Pike County Courthouse and county administrative offices are located at 506 Broad Street, Milford PA 18377; phone: 570‑296‑7613.
TOWNS
Beginnings [1]
Created on March 26, 1814, from part of Wayne County and named for General Zebulon Pike. Milford, the county seat, was incorporated as a borough on December 25, 1874, and probably named for Milford Haven in Wales.
Originally a remote section of Bucks County, the land that became Pike was first settled about 1700. Purchases from the Indians in 1749 and 1768 legitimized settlement, and an agreement with Connecticut in 1786 confirmed Pennsylvania-s authority. Violence with Native Americans lasted through the Revolution. Milford was settled in 1796 and just kept growing. Millwrights and ferry masters were early settlers. Canals, beginning in 1827, made Pike a connecting point with New York, and an aqueduct was built to carry canal boats over the Delaware. Railroads arrived in 1848, and lumber was rafted out to Easton and Trenton. A tanning industry once flourished, and bluestone quarries were productive. The population grew with the lumbering industry, but by 1914 the stands of trees were exhausted. Few stayed on. Although rural, Pike is not a significant farming area. The summer tourist population, a feature for over a century, is often ten times the permanent population. Farms occupy only 1‑1/2 percent of the land. Many national leaders spent creative periods secluded in Pike: Charles Peirce, Dan Beard, Grover Cleveland, William Howard Taft, Thomas Edison, Zane Grey, and Horace Greeley, for example.
Beginnings [2]
Pike County was formed March 26, 1814 and named for General Zebulon Pike who was killed in Canada in 1813.

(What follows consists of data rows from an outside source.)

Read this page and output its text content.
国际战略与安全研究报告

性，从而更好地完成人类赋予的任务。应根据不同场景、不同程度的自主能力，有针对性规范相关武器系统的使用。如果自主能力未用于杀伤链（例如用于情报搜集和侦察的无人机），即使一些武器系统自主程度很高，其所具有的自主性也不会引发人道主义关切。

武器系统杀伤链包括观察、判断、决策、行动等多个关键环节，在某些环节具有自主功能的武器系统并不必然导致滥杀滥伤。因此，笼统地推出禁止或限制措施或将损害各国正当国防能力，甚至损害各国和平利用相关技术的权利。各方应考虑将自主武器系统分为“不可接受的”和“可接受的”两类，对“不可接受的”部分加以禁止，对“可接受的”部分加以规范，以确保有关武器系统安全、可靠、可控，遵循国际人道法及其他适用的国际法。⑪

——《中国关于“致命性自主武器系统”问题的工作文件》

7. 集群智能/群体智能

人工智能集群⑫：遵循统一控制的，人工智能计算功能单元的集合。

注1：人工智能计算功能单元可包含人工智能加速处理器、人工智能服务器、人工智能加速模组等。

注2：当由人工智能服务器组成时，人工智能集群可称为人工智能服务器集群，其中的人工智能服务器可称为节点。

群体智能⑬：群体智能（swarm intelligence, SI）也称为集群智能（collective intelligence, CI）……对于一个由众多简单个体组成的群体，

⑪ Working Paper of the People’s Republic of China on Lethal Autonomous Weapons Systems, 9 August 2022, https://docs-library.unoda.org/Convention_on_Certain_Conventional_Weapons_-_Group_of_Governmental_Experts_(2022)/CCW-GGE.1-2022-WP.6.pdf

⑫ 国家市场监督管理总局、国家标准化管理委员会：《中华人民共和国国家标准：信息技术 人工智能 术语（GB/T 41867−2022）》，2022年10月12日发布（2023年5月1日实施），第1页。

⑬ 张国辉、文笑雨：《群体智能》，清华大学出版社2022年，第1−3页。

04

As the act creating the county provided that Milford could only be the county-seat on condition of the payment of at least fifteen hundred dollars by her people towards the erection of public buildings, they went immediately to work and raised that sum.
The work of erecting a courthouse was begun in 1814 and the stone building still standing and used as a jail was completed in 1815. It was substantially constructed of native boulders hewn square on the outer side. The contractors were Dan Dimmick, Jacob Quick and Samuel Anderson. At first there was no bell upon the courthouse, and when the judges and lawyers and persons interested were to be summoned, the sheriff mounted the cupola and blew most piercing blasts upon a huge tin horn. This was superceded by a huge triangle, upon which the sheriff or a tipstaff dealt resounding blows that were not unmusical, and this, in turn, gave way in 1844 or 1845 to the bell which for many years announce at proper seasons that justice was about to be judicially administered.